В частности, я имею в виду все более дробную реальность телеэкрана, рубленое изображение действия, когда оно нарезано на мелкие эпизоды и каждый строится как отдельная сцена, номер, аттракцион, словно вне связи с другими, предыдущими или последующими (это поддерживается все более широким распространением устройств дистанционного переключения каналов). Но не только: изменилась сама телекартинка, в ней, будь то политическая новость или сводка с фронта, политическое ток-шоу или светская презентация, все чаще узнаешь рекламный клип. Вместе с тем, указанные обстоятельства привели к коренной трансформации «правил» поведения на экране. Например, сделали другой актерскую игру, даже почерк мастеров: легко видеть, что участвующие в съемках актеры, включая, бывает, крупных, как бы стали играть «плохо», «непрофессионально». Дело здесь, я думаю, не в подхалтуривании, хотя и оно, конечно, имеет место, а в новой эстетике заведомо массовидного зрелища, последовательно отказывающегося быть лучше, сложнее, изобретательнее, если угодно – элитарнее. И уж если употреблять слово «халтура», то халтурят здесь не только артисты или съемочная группа. Свою не просто симулятивную, но и халтурную природу обнажила российская действительность – социальная, политическая, судебная, культурная, церковно-религиозная, бытовая.

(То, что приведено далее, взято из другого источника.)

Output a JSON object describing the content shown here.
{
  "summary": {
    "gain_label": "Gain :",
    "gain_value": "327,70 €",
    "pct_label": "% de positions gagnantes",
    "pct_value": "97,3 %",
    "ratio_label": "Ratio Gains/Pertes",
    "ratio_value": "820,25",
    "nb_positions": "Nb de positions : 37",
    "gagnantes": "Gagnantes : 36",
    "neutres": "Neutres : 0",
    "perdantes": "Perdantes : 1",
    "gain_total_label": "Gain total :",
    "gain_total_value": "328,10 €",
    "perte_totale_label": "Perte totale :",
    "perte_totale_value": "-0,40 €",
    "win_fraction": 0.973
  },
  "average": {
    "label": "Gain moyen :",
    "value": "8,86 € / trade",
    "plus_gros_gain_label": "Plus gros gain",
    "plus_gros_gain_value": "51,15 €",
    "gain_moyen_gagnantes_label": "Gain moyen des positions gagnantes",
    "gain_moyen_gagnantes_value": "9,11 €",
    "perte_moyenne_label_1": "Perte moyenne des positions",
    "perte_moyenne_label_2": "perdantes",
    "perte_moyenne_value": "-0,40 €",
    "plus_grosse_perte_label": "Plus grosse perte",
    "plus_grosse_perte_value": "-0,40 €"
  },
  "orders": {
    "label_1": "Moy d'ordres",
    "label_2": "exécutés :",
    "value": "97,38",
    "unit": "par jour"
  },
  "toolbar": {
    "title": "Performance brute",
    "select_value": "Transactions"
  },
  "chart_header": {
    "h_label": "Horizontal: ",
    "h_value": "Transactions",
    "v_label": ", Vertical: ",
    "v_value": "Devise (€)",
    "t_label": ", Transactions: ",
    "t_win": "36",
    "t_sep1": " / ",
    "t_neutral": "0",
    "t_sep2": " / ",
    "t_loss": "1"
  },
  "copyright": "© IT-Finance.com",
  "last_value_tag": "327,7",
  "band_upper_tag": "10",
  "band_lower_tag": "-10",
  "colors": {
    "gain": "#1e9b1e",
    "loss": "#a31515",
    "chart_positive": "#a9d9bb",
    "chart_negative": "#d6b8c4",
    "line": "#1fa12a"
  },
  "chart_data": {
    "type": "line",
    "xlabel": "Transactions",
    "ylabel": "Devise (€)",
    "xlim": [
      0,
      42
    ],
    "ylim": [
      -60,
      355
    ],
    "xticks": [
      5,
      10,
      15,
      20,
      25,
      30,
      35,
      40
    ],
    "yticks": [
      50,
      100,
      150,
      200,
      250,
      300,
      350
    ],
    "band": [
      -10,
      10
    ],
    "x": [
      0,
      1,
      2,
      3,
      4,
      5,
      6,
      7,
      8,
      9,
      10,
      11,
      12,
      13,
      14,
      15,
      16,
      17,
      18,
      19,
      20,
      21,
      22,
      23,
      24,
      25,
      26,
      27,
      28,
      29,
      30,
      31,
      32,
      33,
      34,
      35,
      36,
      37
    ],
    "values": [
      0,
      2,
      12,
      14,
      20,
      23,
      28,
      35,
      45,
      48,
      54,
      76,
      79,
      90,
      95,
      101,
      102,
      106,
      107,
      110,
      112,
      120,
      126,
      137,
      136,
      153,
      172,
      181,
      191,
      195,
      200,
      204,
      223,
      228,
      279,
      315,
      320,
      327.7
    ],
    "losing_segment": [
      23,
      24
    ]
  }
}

И еще один момент. Могут спросить, да нередко и спрашивают: а что «у них там» или «у всех» разве не так? Человечество становится все более массовым, мир – телевизионным, общество – спектаклем, см. хотя бы нашумевшую еще когда книгу Ги Дебора и т.д. Давайте разберемся, по неизбежности – коротко. Конечно, любой серьезный социальный процесс, в том числе такой крупномасштабный, цивилизационный перелом, как модернизация (а нынешняя глобализация – его поздняя фаза, разворачивающаяся после эпохи модерна и построения в крупнейших странах Запада массовых обществ), не может не сопровождаться, не дублироваться коллективным символизмом, разыгрыванием в публичном пространстве своего рода «ритуалов модернизации», если воспользоваться выражением американского антрополога Джеймса Пикока 211 . Но подобные ритуалы на Западе – как раз это обстоятельство я хочу сейчас отметить – обычно разворачивали и довершали модернизацию на массовом уровне социума, когда «наверху», в сфере экономических, политических, правовых институтов, она уже так или иначе произошла, а ее результаты формально и устойчиво закрепились. Различались же подобные ритуалы от страны к стране, от эпохи к эпохе в зависимости от характера модернизации – кто, с какими ориентирами, в чьих интересах и с опорой на кого, какими средствами ее проводил, – а также от фазы процесса, на которой исследователь его заставал (скажем, вышеназванный Пикок изучал их на примере импровизированных представлений бродячего уличного театра в сукарновской Индонезии начала 1960-х, и, как показало время, до завершения модернизации в Индонезии было куда как далеко).
211
На этом материале была написана его первая, многократно переиздававшаяся книга: Peacock J.L. Rites of Modernization. Chicago: University of Chicago Press, 1968.